Zur Aufrechterhaltung ihrer Arbeitsfähigkeit sei sie deshalb gehalten, an ein bis zwei Tagen in der Woche an ihrem häuslichen Arbeitsplatz zu arbeiten, wie sie dies in den Streitjahren auch praktiziert habe. Damit sei die vom BFH als maßgeblich erachtete Schwelle der Unzumutbarkeit nach der Überzeugung des FG überschritten.

Keine Revision eingelegt

Obwohl das FG die Revision nach § 115 Abs. 2 Nr. 1 FGO zugelassen hat, wurde diese von dem Finanzamt nicht eingelegt.

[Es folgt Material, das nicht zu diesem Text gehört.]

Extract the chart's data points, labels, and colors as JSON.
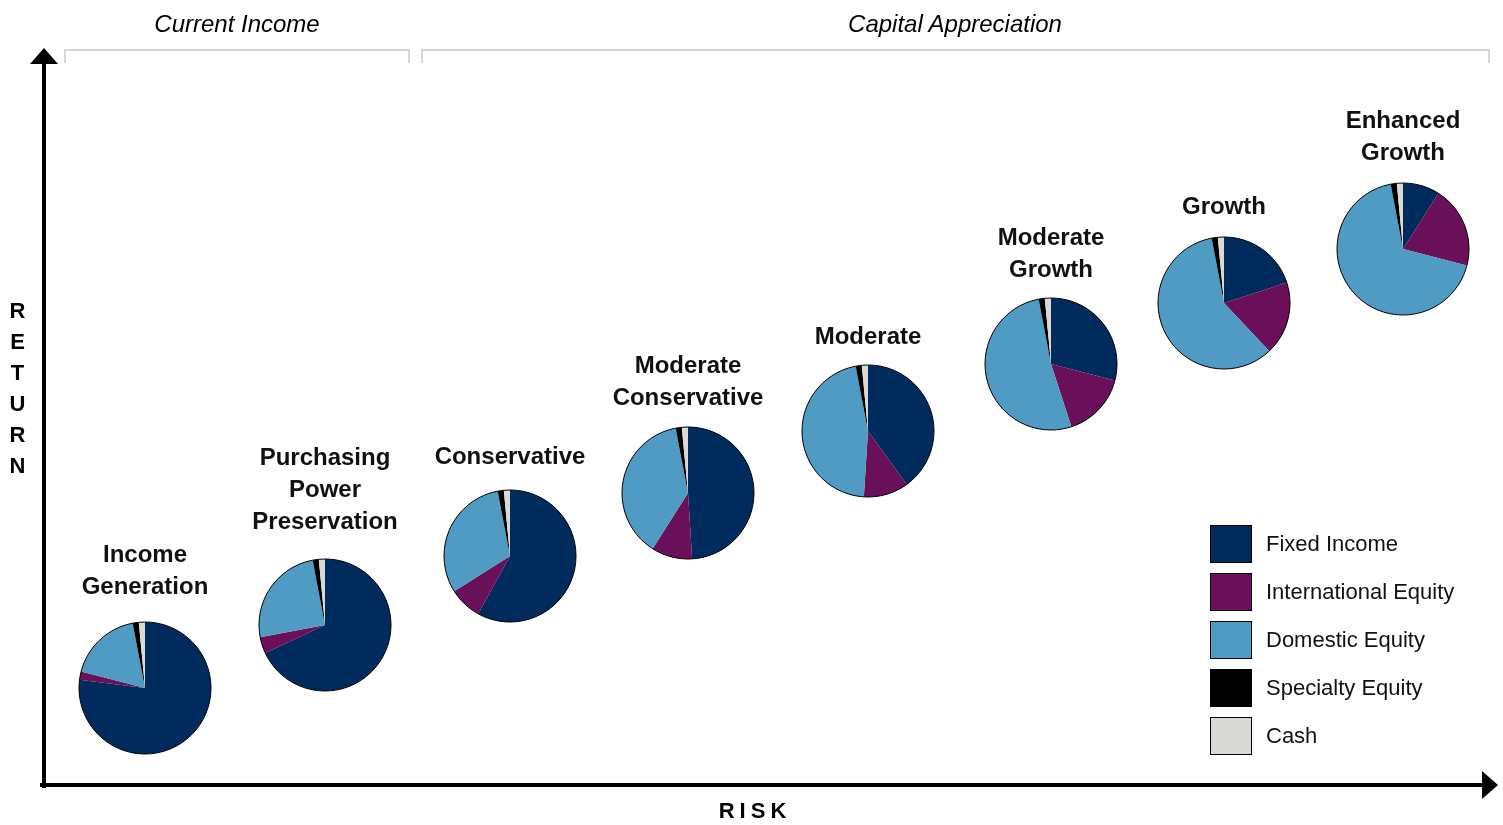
{
  "chart_data": [
    {
      "type": "other",
      "xlabel": "RISK",
      "ylabel": "RETURN",
      "annotations": [
        "Current Income",
        "Capital Appreciation"
      ]
    },
    {
      "type": "pie",
      "title": "Income Generation",
      "categories": [
        "Fixed Income",
        "International Equity",
        "Domestic Equity",
        "Specialty Equity",
        "Cash"
      ],
      "values": [
        77,
        2,
        18,
        1.5,
        1.5
      ],
      "colors": [
        "#002b5c",
        "#6a0f5a",
        "#4f9bc4",
        "#000000",
        "#d9d9d6"
      ],
      "legend": "right"
    },
    {
      "type": "pie",
      "title": "Purchasing Power Preservation",
      "categories": [
        null,
        null,
        null,
        null,
        null
      ],
      "values": [
        68,
        4,
        25,
        1.5,
        1.5
      ],
      "colors": [
        "#002b5c",
        "#6a0f5a",
        "#4f9bc4",
        "#000000",
        "#d9d9d6"
      ]
    },
    {
      "type": "pie",
      "title": "Conservative",
      "categories": [
        null,
        null,
        null,
        null,
        null
      ],
      "values": [
        58,
        8,
        31,
        1.5,
        1.5
      ],
      "colors": [
        "#002b5c",
        "#6a0f5a",
        "#4f9bc4",
        "#000000",
        "#d9d9d6"
      ]
    },
    {
      "type": "pie",
      "title": "Moderate Conservative",
      "categories": [
        null,
        null,
        null,
        null,
        null
      ],
      "values": [
        49,
        10,
        38,
        1.5,
        1.5
      ],
      "colors": [
        "#002b5c",
        "#6a0f5a",
        "#4f9bc4",
        "#000000",
        "#d9d9d6"
      ]
    },
    {
      "type": "pie",
      "title": "Moderate",
      "categories": [
        null,
        null,
        null,
        null,
        null
      ],
      "values": [
        40,
        11,
        46,
        1.5,
        1.5
      ],
      "colors": [
        "#002b5c",
        "#6a0f5a",
        "#4f9bc4",
        "#000000",
        "#d9d9d6"
      ]
    },
    {
      "type": "pie",
      "title": "Moderate Growth",
      "categories": [
        null,
        null,
        null,
        null,
        null
      ],
      "values": [
        29,
        16,
        52,
        1.5,
        1.5
      ],
      "colors": [
        "#002b5c",
        "#6a0f5a",
        "#4f9bc4",
        "#000000",
        "#d9d9d6"
      ]
    },
    {
      "type": "pie",
      "title": "Growth",
      "categories": [
        null,
        null,
        null,
        null,
        null
      ],
      "values": [
        20,
        18,
        59,
        1.5,
        1.5
      ],
      "colors": [
        "#002b5c",
        "#6a0f5a",
        "#4f9bc4",
        "#000000",
        "#d9d9d6"
      ]
    },
    {
      "type": "pie",
      "title": "Enhanced Growth",
      "categories": [
        null,
        null,
        null,
        null,
        null
      ],
      "values": [
        9,
        20,
        68,
        1.5,
        1.5
      ],
      "colors": [
        "#002b5c",
        "#6a0f5a",
        "#4f9bc4",
        "#000000",
        "#d9d9d6"
      ]
    }
  ]
}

Es ist daher zu vermuten, dass die Finanzverwaltung die Auffassung des FG Berlin-Brandenburg teilt. In vergleichbaren Fällen können sich Betroffene zwar auf das Urteil des FG berufen, es besteht jedoch kein Anspruch auf eine ähnliche positive Entscheidung.

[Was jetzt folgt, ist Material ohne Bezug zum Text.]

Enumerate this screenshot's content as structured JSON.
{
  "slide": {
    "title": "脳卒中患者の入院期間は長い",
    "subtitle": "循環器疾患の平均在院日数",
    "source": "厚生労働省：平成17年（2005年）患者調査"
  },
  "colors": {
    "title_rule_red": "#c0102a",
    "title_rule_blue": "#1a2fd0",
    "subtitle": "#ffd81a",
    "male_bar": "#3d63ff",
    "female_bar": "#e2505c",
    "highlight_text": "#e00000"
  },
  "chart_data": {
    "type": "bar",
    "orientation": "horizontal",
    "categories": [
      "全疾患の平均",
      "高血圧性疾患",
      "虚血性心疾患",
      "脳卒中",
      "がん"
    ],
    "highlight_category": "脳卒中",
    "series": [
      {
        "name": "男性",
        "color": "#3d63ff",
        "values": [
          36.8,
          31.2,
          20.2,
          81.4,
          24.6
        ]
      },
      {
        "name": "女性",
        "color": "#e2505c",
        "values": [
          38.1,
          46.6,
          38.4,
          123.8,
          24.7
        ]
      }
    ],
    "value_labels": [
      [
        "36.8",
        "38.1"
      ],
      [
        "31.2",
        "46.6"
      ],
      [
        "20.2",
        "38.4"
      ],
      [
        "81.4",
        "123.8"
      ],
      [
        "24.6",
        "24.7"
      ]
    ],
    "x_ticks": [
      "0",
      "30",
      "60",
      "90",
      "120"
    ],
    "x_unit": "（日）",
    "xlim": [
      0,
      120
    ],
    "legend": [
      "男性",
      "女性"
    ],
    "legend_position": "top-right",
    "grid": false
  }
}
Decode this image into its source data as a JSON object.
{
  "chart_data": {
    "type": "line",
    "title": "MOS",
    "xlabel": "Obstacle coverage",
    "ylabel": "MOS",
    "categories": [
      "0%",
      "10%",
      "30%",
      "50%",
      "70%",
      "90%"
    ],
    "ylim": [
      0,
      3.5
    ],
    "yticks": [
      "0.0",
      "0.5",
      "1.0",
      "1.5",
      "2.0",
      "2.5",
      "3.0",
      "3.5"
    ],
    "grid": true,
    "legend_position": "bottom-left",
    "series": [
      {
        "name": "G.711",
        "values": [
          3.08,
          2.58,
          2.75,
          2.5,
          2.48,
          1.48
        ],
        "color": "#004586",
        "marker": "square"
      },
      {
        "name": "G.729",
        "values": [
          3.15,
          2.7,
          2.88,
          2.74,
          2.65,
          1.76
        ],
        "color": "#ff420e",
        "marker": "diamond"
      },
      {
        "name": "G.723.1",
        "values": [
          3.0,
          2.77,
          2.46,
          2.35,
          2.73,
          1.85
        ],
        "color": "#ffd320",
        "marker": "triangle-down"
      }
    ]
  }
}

Hinweis der Redaktion: Rechtslage ab 1.1.2023

Durch das Jahressteuergesetz 2022 geltenv für nach dem 31.12.2022 in der häuslichen Wohnung ausgeübte Tätigkeiten Änderungen:

Bildet das häusliche Arbeitszimmer den Mittelpunkt der gesamten betrieblichen und beruflichen Tätigkeit, können die Aufwendungen weiterhin in voller Höhe abgezogen werden. Die Aufwendungen sind in auch dann abziehbar, wenn ein anderer Arbeitsplatz zur Verfügung steht. Anstelle des Abzugs der tatsächlichen Aufwendungen ist ein pauschaler Abzug in Höhe von 1.260 EUR möglich (§ 4 Abs. 5 Satz 1 Nr. 6b EStG). Wenn das häusliche Arbeitszimmer nicht den Mittelpunkt der gesamten betrieblichen und beruflichen Tätigkeit bildet, kommt ein Abzug der Aufwendungen nur über die Homeoffice-Pauschale (§ 4 Abs. 5 Satz 1 Nr. 6c EStG) in Betracht.